- Genre: Anthology
- Written by: Robert Alan Aurthur Paddy Chayefsky Sumner Locke Elliott Horton Foote Joseph Liss Tad Mosel Harry Muheim N. Richard Nash David Shaw Stewart Stern
- Country of origin: United States
- Original language: English
- No. of seasons: 1

Production
- Camera setup: Multi-camera
- Running time: 25 mins.

Original release
- Release: December 4, 1947 – April 11, 1948

= Television Playhouse =

American TV anthology series (1947–1948)

Television Playhouse is a half-hour American anthology series that was broadcast live on NBC. The series aired from December 4, 1947 to April 11, 1948, generally appearing every third Sunday during its run.

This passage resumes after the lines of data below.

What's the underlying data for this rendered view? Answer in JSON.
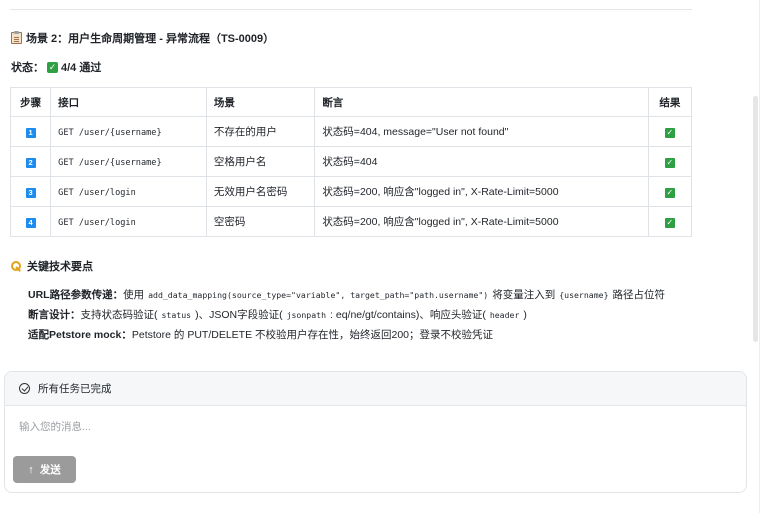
{
  "scenario": {
    "title": "场景 2：用户生命周期管理 - 异常流程（TS-0009）",
    "status_label": "状态：",
    "status_value": "4/4 通过"
  },
  "table": {
    "headers": [
      "步骤",
      "接口",
      "场景",
      "断言",
      "结果"
    ],
    "rows": [
      {
        "step": "1",
        "api": "GET /user/{username}",
        "scene": "不存在的用户",
        "assertion": "状态码=404, message=\"User not found\"",
        "result": "passed"
      },
      {
        "step": "2",
        "api": "GET /user/{username}",
        "scene": "空格用户名",
        "assertion": "状态码=404",
        "result": "passed"
      },
      {
        "step": "3",
        "api": "GET /user/login",
        "scene": "无效用户名密码",
        "assertion": "状态码=200, 响应含\"logged in\", X-Rate-Limit=5000",
        "result": "passed"
      },
      {
        "step": "4",
        "api": "GET /user/login",
        "scene": "空密码",
        "assertion": "状态码=200, 响应含\"logged in\", X-Rate-Limit=5000",
        "result": "passed"
      }
    ]
  },
  "key_points": {
    "heading": "关键技术要点",
    "items": [
      {
        "label": "URL路径参数传递：",
        "text1": "使用",
        "code1": "add_data_mapping(source_type=\"variable\", target_path=\"path.username\")",
        "text2": "将变量注入到",
        "code2": "{username}",
        "text3": "路径占位符"
      },
      {
        "label": "断言设计：",
        "text1": "支持状态码验证(",
        "code1": "status",
        "text2": ")、JSON字段验证(",
        "code2": "jsonpath",
        "text3": ": eq/ne/gt/contains)、响应头验证(",
        "code3": "header",
        "text4": ")"
      },
      {
        "label": "适配Petstore mock：",
        "text1": "Petstore 的 PUT/DELETE 不校验用户存在性，始终返回200；登录不校验凭证"
      }
    ]
  },
  "chat": {
    "header": "所有任务已完成",
    "input_placeholder": "输入您的消息...",
    "input_value": "",
    "send_label": "发送"
  },
  "icons": {
    "scenario": "clipboard-icon",
    "status": "check-box-icon",
    "key_points": "key-icon",
    "chat_header": "circle-check-icon",
    "send": "arrow-up-icon"
  },
  "colors": {
    "success": "#2ea043",
    "step_badge": "#1d8cf0",
    "send_button": "#9b9b9b",
    "key_icon": "#e3a316"
  }
}
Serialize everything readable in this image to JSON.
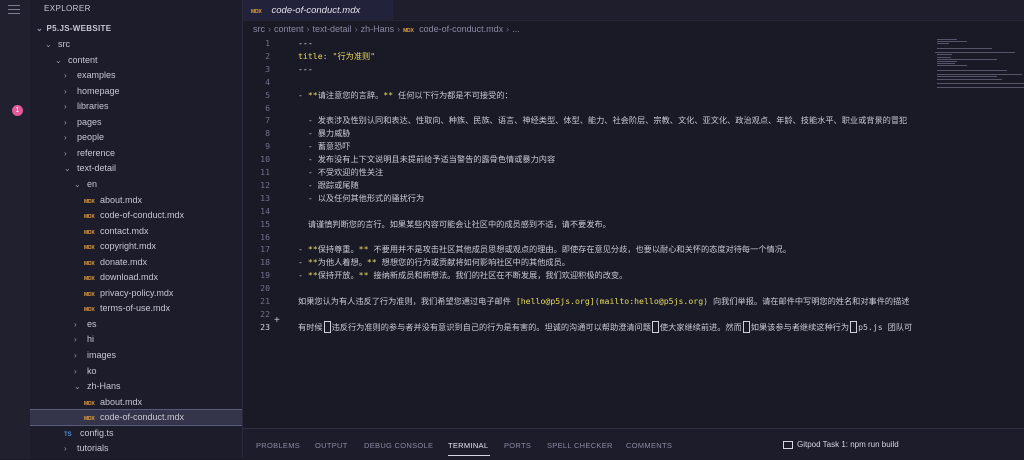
{
  "activity": {
    "badge": "1"
  },
  "sidebar": {
    "title": "EXPLORER",
    "root": "P5.JS-WEBSITE",
    "tree": [
      {
        "label": "src",
        "type": "folder",
        "open": true,
        "depth": 0
      },
      {
        "label": "content",
        "type": "folder",
        "open": true,
        "depth": 1
      },
      {
        "label": "examples",
        "type": "folder",
        "open": false,
        "depth": 2
      },
      {
        "label": "homepage",
        "type": "folder",
        "open": false,
        "depth": 2
      },
      {
        "label": "libraries",
        "type": "folder",
        "open": false,
        "depth": 2
      },
      {
        "label": "pages",
        "type": "folder",
        "open": false,
        "depth": 2
      },
      {
        "label": "people",
        "type": "folder",
        "open": false,
        "depth": 2
      },
      {
        "label": "reference",
        "type": "folder",
        "open": false,
        "depth": 2
      },
      {
        "label": "text-detail",
        "type": "folder",
        "open": true,
        "depth": 2
      },
      {
        "label": "en",
        "type": "folder",
        "open": true,
        "depth": 3
      },
      {
        "label": "about.mdx",
        "type": "mdx",
        "depth": 4
      },
      {
        "label": "code-of-conduct.mdx",
        "type": "mdx",
        "depth": 4
      },
      {
        "label": "contact.mdx",
        "type": "mdx",
        "depth": 4
      },
      {
        "label": "copyright.mdx",
        "type": "mdx",
        "depth": 4
      },
      {
        "label": "donate.mdx",
        "type": "mdx",
        "depth": 4
      },
      {
        "label": "download.mdx",
        "type": "mdx",
        "depth": 4
      },
      {
        "label": "privacy-policy.mdx",
        "type": "mdx",
        "depth": 4
      },
      {
        "label": "terms-of-use.mdx",
        "type": "mdx",
        "depth": 4
      },
      {
        "label": "es",
        "type": "folder",
        "open": false,
        "depth": 3
      },
      {
        "label": "hi",
        "type": "folder",
        "open": false,
        "depth": 3
      },
      {
        "label": "images",
        "type": "folder",
        "open": false,
        "depth": 3
      },
      {
        "label": "ko",
        "type": "folder",
        "open": false,
        "depth": 3
      },
      {
        "label": "zh-Hans",
        "type": "folder",
        "open": true,
        "depth": 3
      },
      {
        "label": "about.mdx",
        "type": "mdx",
        "depth": 4
      },
      {
        "label": "code-of-conduct.mdx",
        "type": "mdx",
        "depth": 4,
        "selected": true
      },
      {
        "label": "config.ts",
        "type": "ts",
        "depth": 2
      },
      {
        "label": "tutorials",
        "type": "folder",
        "open": false,
        "depth": 2
      }
    ]
  },
  "editor": {
    "tab_label": "code-of-conduct.mdx",
    "icon_mdx": "MDX",
    "icon_ts": "TS",
    "breadcrumb": [
      "src",
      "content",
      "text-detail",
      "zh-Hans",
      "code-of-conduct.mdx",
      "..."
    ],
    "lines": [
      {
        "n": "1",
        "html": "<span class='w'>---</span>"
      },
      {
        "n": "2",
        "html": "<span class='y'>title</span>: <span class='y'>\"行为准则\"</span>"
      },
      {
        "n": "3",
        "html": "<span class='w'>---</span>"
      },
      {
        "n": "4",
        "html": ""
      },
      {
        "n": "5",
        "html": "- <span class='k'>**</span>请注意您的言辞。<span class='k'>**</span> 任何以下行为都是不可接受的："
      },
      {
        "n": "6",
        "html": ""
      },
      {
        "n": "7",
        "html": "&nbsp;&nbsp;- 发表涉及性别认同和表达、性取向、种族、民族、语言、神经类型、体型、能力、社会阶层、宗教、文化、亚文化、政治观点、年龄、技能水平、职业或背景的冒犯"
      },
      {
        "n": "8",
        "html": "&nbsp;&nbsp;- 暴力威胁"
      },
      {
        "n": "9",
        "html": "&nbsp;&nbsp;- 蓄意恐吓"
      },
      {
        "n": "10",
        "html": "&nbsp;&nbsp;- 发布没有上下文说明且未提前给予适当警告的露骨色情或暴力内容"
      },
      {
        "n": "11",
        "html": "&nbsp;&nbsp;- 不受欢迎的性关注"
      },
      {
        "n": "12",
        "html": "&nbsp;&nbsp;- 跟踪或尾随"
      },
      {
        "n": "13",
        "html": "&nbsp;&nbsp;- 以及任何其他形式的骚扰行为"
      },
      {
        "n": "14",
        "html": ""
      },
      {
        "n": "15",
        "html": "&nbsp;&nbsp;请谨慎判断您的言行。如果某些内容可能会让社区中的成员感到不适，请不要发布。"
      },
      {
        "n": "16",
        "html": ""
      },
      {
        "n": "17",
        "html": "- <span class='k'>**</span>保持尊重。<span class='k'>**</span> 不要用并不是攻击社区其他成员思想或观点的理由。即使存在意见分歧，也要以耐心和关怀的态度对待每一个情况。"
      },
      {
        "n": "18",
        "html": "- <span class='k'>**</span>为他人着想。<span class='k'>**</span> 想想您的行为或贡献将如何影响社区中的其他成员。"
      },
      {
        "n": "19",
        "html": "- <span class='k'>**</span>保持开放。<span class='k'>**</span> 接纳新成员和新想法。我们的社区在不断发展，我们欢迎积极的改变。"
      },
      {
        "n": "20",
        "html": ""
      },
      {
        "n": "21",
        "html": "如果您认为有人违反了行为准则，我们希望您通过电子邮件 <span class='m'>[hello@p5js.org]</span>(<span class='m'>mailto:hello@p5js.org</span>) 向我们举报。请在邮件中写明您的姓名和对事件的描述"
      },
      {
        "n": "22",
        "html": ""
      },
      {
        "n": "23",
        "html": "有时候<span class='mark'></span>违反行为准则的参与者并没有意识到自己的行为是有害的。坦诚的沟通可以帮助澄清问题<span class='mark'></span>使大家继续前进。然而<span class='mark'></span>如果该参与者继续这种行为<span class='mark'></span>p5.js 团队可"
      }
    ],
    "current_line": "23"
  },
  "panel": {
    "tabs": [
      "PROBLEMS",
      "OUTPUT",
      "DEBUG CONSOLE",
      "TERMINAL",
      "PORTS",
      "SPELL CHECKER",
      "COMMENTS"
    ],
    "active_tab": "TERMINAL",
    "task": "Gitpod Task 1: npm run build"
  }
}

The program was in cooperation with the National Theater and Academy, a federally sponsored theater group, and featured live performances of plays, some of which were by well-known authors.

The first presentation was The Last of My Solid Gold Watches by Tennessee Williams. Each episode featured actors and actresses who had not reached stardom. A wide variety of plays was presented on the program. Although short-lived, the "live play" format later became very popular during the early 1950s.

The show was broadcast on Sundays from 8:40 to 9:10 p.m. Eastern Time.

Another Television Playhouse would air in the 1950s (see The Philco Television Playhouse and Goodyear Television Playhouse).